Dr. Parvez Guzdar -- In Memoriam
Dr. Parvez Guzdar, Senior Research Scientist in IREAP, passed away on Friday, July 15, 2011. He received his doctorate in physics from Gujarat University in 1979, came to the United States in 1976 to pursue post-doctoral work at Princeton University, and joined the University of Maryland in 1978. Parvez spent a long career at the University of Maryland as a Plasma Theorist, as well as an expert in computational science
and nonlinear dynamics. He had a great enthusiasm for
science and a kind and thoughtful manner. (July 2011)
Dr. Martin Reiser -- In Memoriam
Martin Reiser, Professor Emeritus of Electrical Engineering and co-founder of the Institute for Research in Electronics and Applied Physics (IREAP), passed away on Sunday, May 1, 2011, three weeks after celebrating his 80th birthday. Throughout his long career at the University of Maryland, which began in 1965, he contributed greatly to the success of the university's vibrant research programs. Having begun with the design of the Maryland Cyclotron, he moved on to form the Charged Particle Beam Group. He also led the creation of the University of Maryland's applied electromagnetics and beam physics programs. Both nationally and internationally, he played a major role in establishing particle beam physics as an academic discipline, and was one of the leaders in the creation of the Beam Physics Division at the American Physical Society in the late 1980s. He was a Fellow of the American Physical Society (APS) and of the IEEE, and he served on numerous national and international committees. He served as chair of the Executive Committee of the APS Division of Physics of Beams, and of the Program Committee for the 1997 Particle Accelerator Conference in Vancouver, and president of the Washington DC Chapter of the Alexander von Humboldt Association of America. (2011)

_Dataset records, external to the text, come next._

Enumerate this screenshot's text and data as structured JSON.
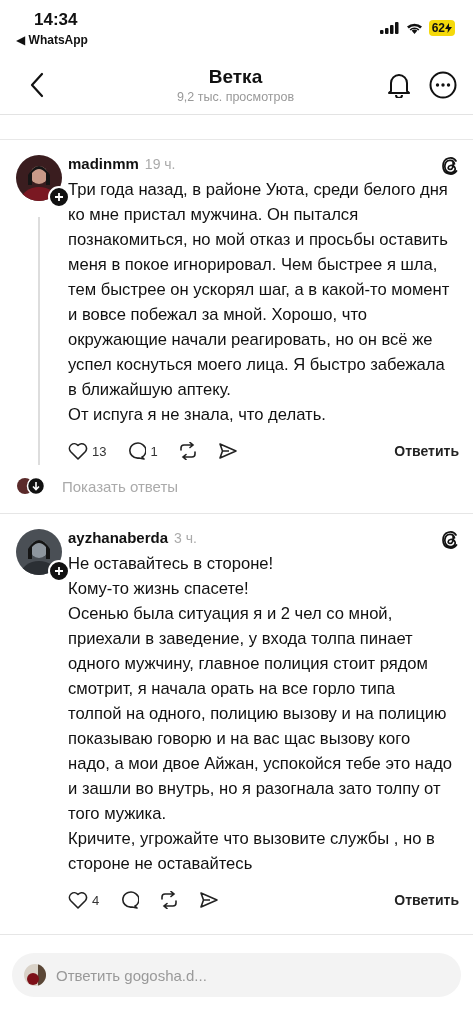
{
  "status_bar": {
    "time": "14:34",
    "back_app": "◀ WhatsApp",
    "battery": "62"
  },
  "header": {
    "title": "Ветка",
    "subtitle": "9,2 тыс. просмотров"
  },
  "posts": [
    {
      "username": "madinmm",
      "time": "19 ч.",
      "paragraphs": [
        "Три года назад, в районе Уюта, среди белого дня ко мне пристал мужчина. Он пытался познакомиться, но мой отказ и просьбы оставить меня в покое игнорировал. Чем быстрее я шла, тем быстрее он ускорял шаг, а в какой-то момент и вовсе побежал за мной. Хорошо, что окружающие начали реагировать, но он всё же успел коснуться моего лица. Я быстро забежала в ближайшую аптеку.",
        "От испуга я не знала, что делать."
      ],
      "likes": "13",
      "comments": "1",
      "reply_label": "Ответить",
      "thread_line": true,
      "show_replies": "Показать ответы"
    },
    {
      "username": "ayzhanaberda",
      "time": "3 ч.",
      "paragraphs": [
        "Не оставайтесь в стороне!",
        "Кому-то жизнь спасете!",
        "Осенью была ситуация я и 2 чел со мной, приехали в заведение, у входа толпа пинает одного мужчину, главное полиция стоит рядом смотрит, я начала орать на все горло типа толпой на одного, полицию вызову и на полицию показываю говорю и на вас щас вызову кого надо, а мои двое Айжан, успокойся тебе это надо и зашли во внутрь, но я разогнала зато толпу от того мужика.",
        "Кричите, угрожайте что вызовите службы , но в стороне не оставайтесь"
      ],
      "likes": "4",
      "reply_label": "Ответить",
      "thread_line": false
    }
  ],
  "reply_field": {
    "placeholder": "Ответить gogosha.d..."
  }
}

Dr. Edo Waks Receives Presidential Early Career Awards for Scientists and Engineers
Dr. Waks was one of 85 researchers named by President Obama as a recipient of the Presidential Early Career Award for Scientists and Engineers (PECASE). This is the highest honor bestowed by the United States government on science and engineering professionals in the early stages of their independent research careers.